И добавил задумчиво:
— Случается в этой суматохе, знаете, всякое…
Как на крыльях, вышел я из «Модерна»!
Женщина везла на салазках охапку дров, — паек, как она объяснила, — и рассыпала их у подъезда гостиницы. Я собрал с удовольствием эти дрова и сам перевез через улицу салазки и, наверно, еще раз проделал бы то же, если бы это понадобилось, и с такой же радостью. Так подняла и взвинтила меня отзывчивая теплота Васильева. Идя навстречу прохожим, я внезапно чувствовал рождающуюся у меня улыбку, старался сдержаться и ничего не выходило, и встречные тоже начинали улыбаться. В таком настроении я дошел до музея.
Нахлобучил татарчонку картуз на глаза:
— Букин здесь?
— Верху они се, — радостно залопотал мальчишка.
Мягко ступая валенками, по дороге я зачем-то свернул в канцелярию и стремительно распахнул дверь. От раскрытого шкафа отскочил человек с таким испугом, что я даже не признал в нем сразу нашего Жабрина. На пол рассыпалась папка с грудой бумаг. Был момент непередаваемой неловкости. Жабрин спиной ко мне скорчился, подбирая разлетевшиеся листочки. Это были бумаги Корицкого. Или я нашелся, или так уж велик был наплыв переполнивших меня радостных чувств, но я торжественно провозгласил в этот жалкий момент:
— Ура, наша взяла!
Жабрин в тон мне ахнул, что-то заговорил, все елозя на коленях, подбирая бумаги.
— Мои нервы никуда не годятся, — оправдывался он, — я укладывал дела и от неожиданности вот все разронял…

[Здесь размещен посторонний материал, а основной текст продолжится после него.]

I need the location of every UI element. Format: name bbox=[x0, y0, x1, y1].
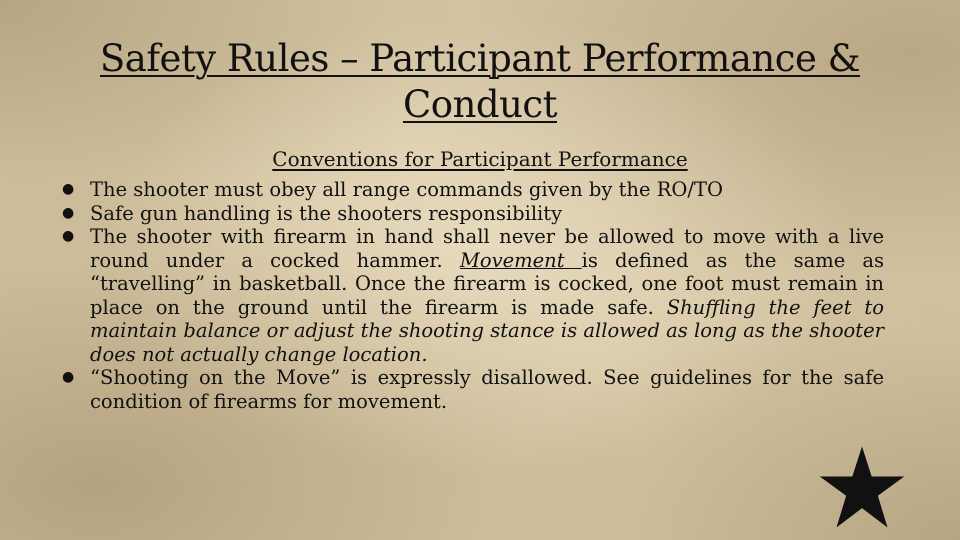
shuffling-note: Shuffling the feet to maintain balance or adjust the shooting stance is allowed as long as the shooter does not actually change location. bbox=[90, 295, 885, 366]
bullet-item bbox=[56, 178, 884, 202]
bullet-text: Safe gun handling is the shooters responsibility bbox=[90, 201, 563, 225]
bullet-dot-icon: ● bbox=[62, 369, 75, 385]
bullet-dot-icon: ● bbox=[62, 204, 75, 221]
bullet-text: The shooter must obey all range commands given by the RO/TO bbox=[90, 178, 723, 201]
bullet-item bbox=[56, 202, 884, 226]
bullet-list bbox=[56, 178, 884, 413]
bullet-item bbox=[56, 366, 884, 413]
slide-title: Safety Rules – Participant Performance & Conduct bbox=[99, 37, 861, 126]
bullet-text: “Shooting on the Move” is expressly disallowed. See guidelines for the safe condition of firearms for movement. bbox=[90, 366, 884, 413]
slide-subtitle: Conventions for Participant Performance bbox=[272, 147, 688, 171]
movement-term: Movement bbox=[459, 248, 582, 272]
star-icon bbox=[818, 444, 906, 530]
bullet-dot-icon: ● bbox=[62, 181, 75, 197]
bullet-text-continued: is defined as the same as “travelling” in basketball. Once the firearm is cocked, one foot must remain in place on the ground until the firearm is made safe. bbox=[90, 248, 884, 319]
bullet-item bbox=[56, 225, 884, 366]
bullet-text: The shooter with firearm in hand shall never be allowed to move with a live round under a cocked hammer. bbox=[90, 225, 884, 272]
bullet-dot-icon: ● bbox=[62, 228, 75, 244]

Я помчался наверх. Было общее ликование. Сережа каждого угощал папиросой. Весь остаток дня я работал как бешеный. Увлечение мое не слышало ни усталости, ни времени.
Пробегая мимо Инны, разбиравшей библиотеку, я галантно приветствовал ее воздушным поцелуем. От изумления она открыла рот и бухнула из рук толстенный том.
— Ох, окаянный!
— Так действует на женщин один воздушный поцелуй!

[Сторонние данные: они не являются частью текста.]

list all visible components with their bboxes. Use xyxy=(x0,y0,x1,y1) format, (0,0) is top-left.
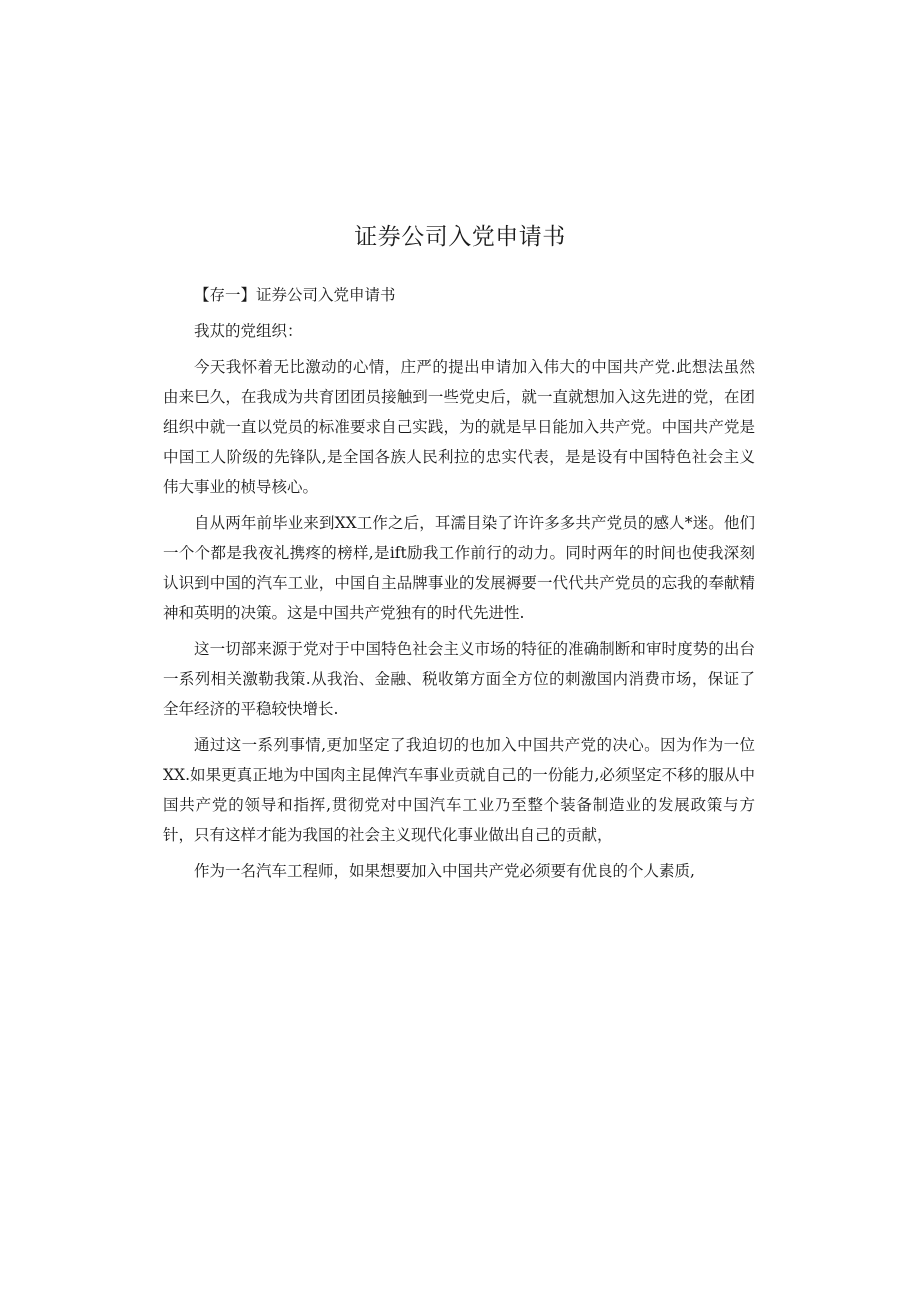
body-paragraph: 作为一名汽车工程师，如果想要加入中国共产党必须要有优良的个人素质, xyxy=(194,862,695,880)
document-title: 证券公司入党申请书 xyxy=(354,224,566,250)
body-paragraph: 通过这一系列事情,更加坚定了我迫切的也加入中国共产党的决心。因为作为一位XX.如果更真正地为中国肉主昆俾汽车事业贡就自己的一份能力,必须坚定不移的服从中国共产党的领导和指挥,贯彻党对中国汽车工业乃至整个装备制造业的发展政策与方针，只有这样才能为我国的社会主义现代化事业做出自己的贡献， xyxy=(163,736,755,844)
body-paragraph: 今天我怀着无比激动的心情，庄严的提出申请加入伟大的中国共产党.此想法虽然由来巳久，在我成为共育团团员接触到一些党史后，就一直就想加入这先进的党，在团组织中就一直以党员的标准要求自己实践，为的就是早日能加入共产党。中国共产党是中国工人阶级的先锋队,是全国各族人民利拉的忠实代表，是是设有中国特色社会主义伟大事业的桢导核心。 xyxy=(163,358,755,496)
document-body xyxy=(163,280,755,886)
body-paragraph: 自从两年前毕业来到XX工作之后，耳濡目染了许许多多共产党员的感人*迷。他们一个个都是我夜礼携疼的榜样,是ift励我工作前行的动力。同时两年的时间也使我深刻认识到中国的汽车工业，中国自主品牌事业的发展褥要一代代共产党员的忘我的奉献精神和英明的决策。这是中国共产党独有的时代先进性. xyxy=(163,514,755,622)
section-heading: 【存一】证券公司入党申请书 xyxy=(194,286,396,304)
body-paragraph: 这一切部来源于党对于中国特色社会主义市场的特征的准确制断和审时度势的出台一系列相关激勒我策.从我治、金融、税收第方面全方位的刺激国内消费市场，保证了全年经济的平稳较快增长. xyxy=(163,640,755,718)
salutation: 我苁的党组织： xyxy=(194,322,303,340)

— Какой нахал!! Ни воздушный, ни настоящий….
Я прервал ее, поцеловав прямо в губы. И опрометью бросился по залу. Вдогонку мне полетела щетка и весело возмущенный окрик.
Опять новое утро, а я еще чувствую славный прошедший день, чувствую бодрый, свежий подъем. Кончаю утренний кофе и жду Сережу. У меня в гостях мой приятель, тоже сторож — старик Захарыч. У Захарыча нос, как дуля, весь иссечен морщинами. От мороза и водки налился вишневым закалом. Пьем на верстаке, к кофе сахарин, разведенный в бутылочке. Захарыч не признает сахарина.